Another nongovernmental organization, called COMAR and headquartered in Siguatepeque, provides technical -- especially marketing -- services for peasant producers through a national network of 50 organizations. A project of the Catholic and Mennonite churches, it negotiates the sale of its members’ produce and distributes to some 500 retail shops around the country. It also promotes handicrafts and natural medicines.

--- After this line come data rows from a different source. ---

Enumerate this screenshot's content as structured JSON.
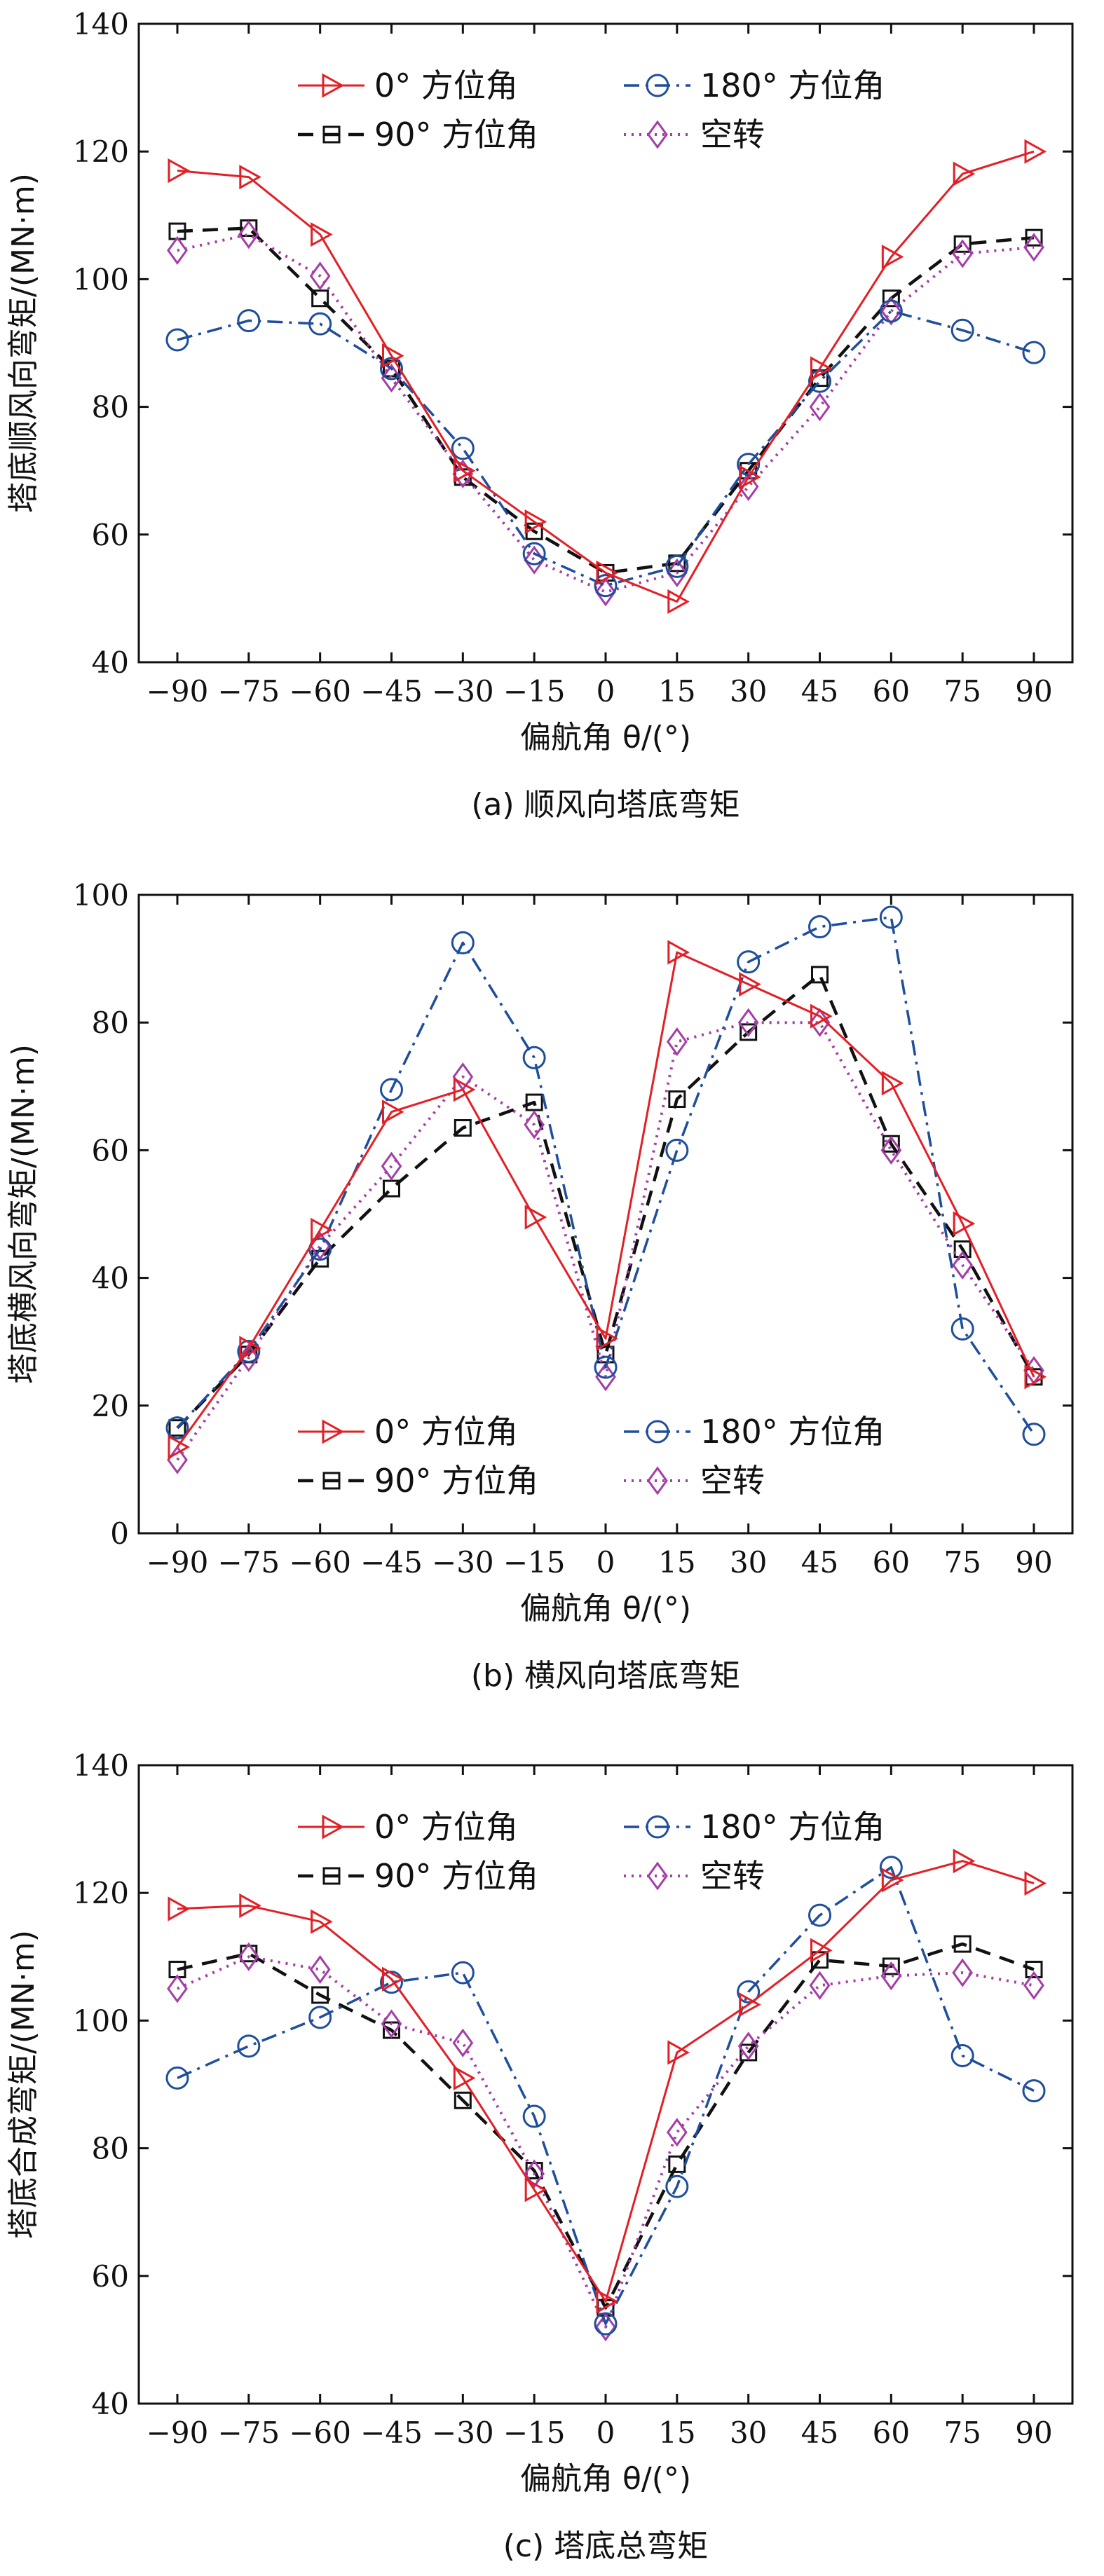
{
  "colors": {
    "az0": "#e31f26",
    "az90": "#111111",
    "az180": "#1f4e9c",
    "idle": "#a43da6"
  },
  "chart_data": [
    {
      "type": "line",
      "caption": "(a) 顺风向塔底弯矩",
      "xlabel": "偏航角 θ/(°)",
      "ylabel": "塔底顺风向弯矩/(MN·m)",
      "ylim": [
        40,
        140
      ],
      "yticks": [
        40,
        60,
        80,
        100,
        120,
        140
      ],
      "x": [
        -90,
        -75,
        -60,
        -45,
        -30,
        -15,
        0,
        15,
        30,
        45,
        60,
        75,
        90
      ],
      "xtick_labels": [
        "−90",
        "−75",
        "−60",
        "−45",
        "−30",
        "−15",
        "0",
        "15",
        "30",
        "45",
        "60",
        "75",
        "90"
      ],
      "legend_position": "top-center",
      "series": [
        {
          "name": "0° 方位角",
          "values": [
            117,
            116,
            107,
            88,
            70,
            62,
            54,
            49.5,
            69,
            86,
            103.5,
            116.5,
            120
          ]
        },
        {
          "name": "180° 方位角",
          "values": [
            90.5,
            93.5,
            93,
            86,
            73.5,
            57,
            52,
            55,
            71,
            84,
            95,
            92,
            88.5
          ]
        },
        {
          "name": "90° 方位角",
          "values": [
            107.5,
            108,
            97,
            86,
            69,
            60.5,
            54,
            55.5,
            70,
            84.5,
            97,
            105.5,
            106.5
          ]
        },
        {
          "name": "空转",
          "values": [
            104.5,
            107,
            100.5,
            84.5,
            69.5,
            56,
            51,
            54,
            67.5,
            80,
            95,
            104,
            105
          ]
        }
      ]
    },
    {
      "type": "line",
      "caption": "(b) 横风向塔底弯矩",
      "xlabel": "偏航角 θ/(°)",
      "ylabel": "塔底横风向弯矩/(MN·m)",
      "ylim": [
        0,
        100
      ],
      "yticks": [
        0,
        20,
        40,
        60,
        80,
        100
      ],
      "x": [
        -90,
        -75,
        -60,
        -45,
        -30,
        -15,
        0,
        15,
        30,
        45,
        60,
        75,
        90
      ],
      "xtick_labels": [
        "−90",
        "−75",
        "−60",
        "−45",
        "−30",
        "−15",
        "0",
        "15",
        "30",
        "45",
        "60",
        "75",
        "90"
      ],
      "legend_position": "bottom-center",
      "series": [
        {
          "name": "0° 方位角",
          "values": [
            13.5,
            29,
            47.5,
            66,
            69.5,
            49.5,
            30.5,
            91,
            86,
            81,
            70.5,
            48.5,
            24.5
          ]
        },
        {
          "name": "180° 方位角",
          "values": [
            16.5,
            28.5,
            44.5,
            69.5,
            92.5,
            74.5,
            26,
            60,
            89.5,
            95,
            96.5,
            32,
            15.5
          ]
        },
        {
          "name": "90° 方位角",
          "values": [
            16.5,
            28,
            43,
            54,
            63.5,
            67.5,
            28,
            68,
            78.5,
            87.5,
            61,
            44.5,
            24.5
          ]
        },
        {
          "name": "空转",
          "values": [
            11.5,
            27.5,
            45,
            57.5,
            71.5,
            64,
            24.5,
            77,
            80,
            80,
            60,
            42,
            25.5
          ]
        }
      ]
    },
    {
      "type": "line",
      "caption": "(c) 塔底总弯矩",
      "xlabel": "偏航角 θ/(°)",
      "ylabel": "塔底合成弯矩/(MN·m)",
      "ylim": [
        40,
        140
      ],
      "yticks": [
        40,
        60,
        80,
        100,
        120,
        140
      ],
      "x": [
        -90,
        -75,
        -60,
        -45,
        -30,
        -15,
        0,
        15,
        30,
        45,
        60,
        75,
        90
      ],
      "xtick_labels": [
        "−90",
        "−75",
        "−60",
        "−45",
        "−30",
        "−15",
        "0",
        "15",
        "30",
        "45",
        "60",
        "75",
        "90"
      ],
      "legend_position": "top-center",
      "series": [
        {
          "name": "0° 方位角",
          "values": [
            117.5,
            118,
            115.5,
            106.5,
            91,
            73.5,
            56,
            95,
            102.5,
            111,
            122,
            125,
            121.5
          ]
        },
        {
          "name": "180° 方位角",
          "values": [
            91,
            96,
            100.5,
            106,
            107.5,
            85,
            52.5,
            74,
            104.5,
            116.5,
            124,
            94.5,
            89
          ]
        },
        {
          "name": "90° 方位角",
          "values": [
            108,
            110.5,
            104,
            98.5,
            87.5,
            76.5,
            55,
            77.5,
            95,
            109.5,
            108.5,
            112,
            108
          ]
        },
        {
          "name": "空转",
          "values": [
            105,
            110,
            108,
            99.5,
            96.5,
            76,
            52,
            82.5,
            96,
            105.5,
            107,
            107.5,
            105.5
          ]
        }
      ]
    }
  ]
}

ANDAR, still another organization, is developing an ambitious project in Olanchito on the northern coast in cooperation with the Costa Rican ARIAS Foundation and the World Union for the Conservation of the Environment. The project provides technical assistance, basic tools and seeds. The idea is to enable women, who have been involved in the planning from the outset, to create patio gardens, both for their own food and to supply the local market. Child care centers, as well as such facilities as electric corn grinders and community wells will free the women to work their gardens. The project will reach communities that include 10,000 people of whom two-thirds are children.

Hondurans have one other source of relief in the short term. Remittances from young people working in the United States already amount to $400,000 a year. With the massive migration northward in the last three months, it is anticipated that by the end of next year the total will exceed the $1 billion that El Salvador has been receiving steadily for many years now. It is true that militarization of the U.S. southern border grows apace, but throughout history neither walls nor armies have been able to stop hungry people.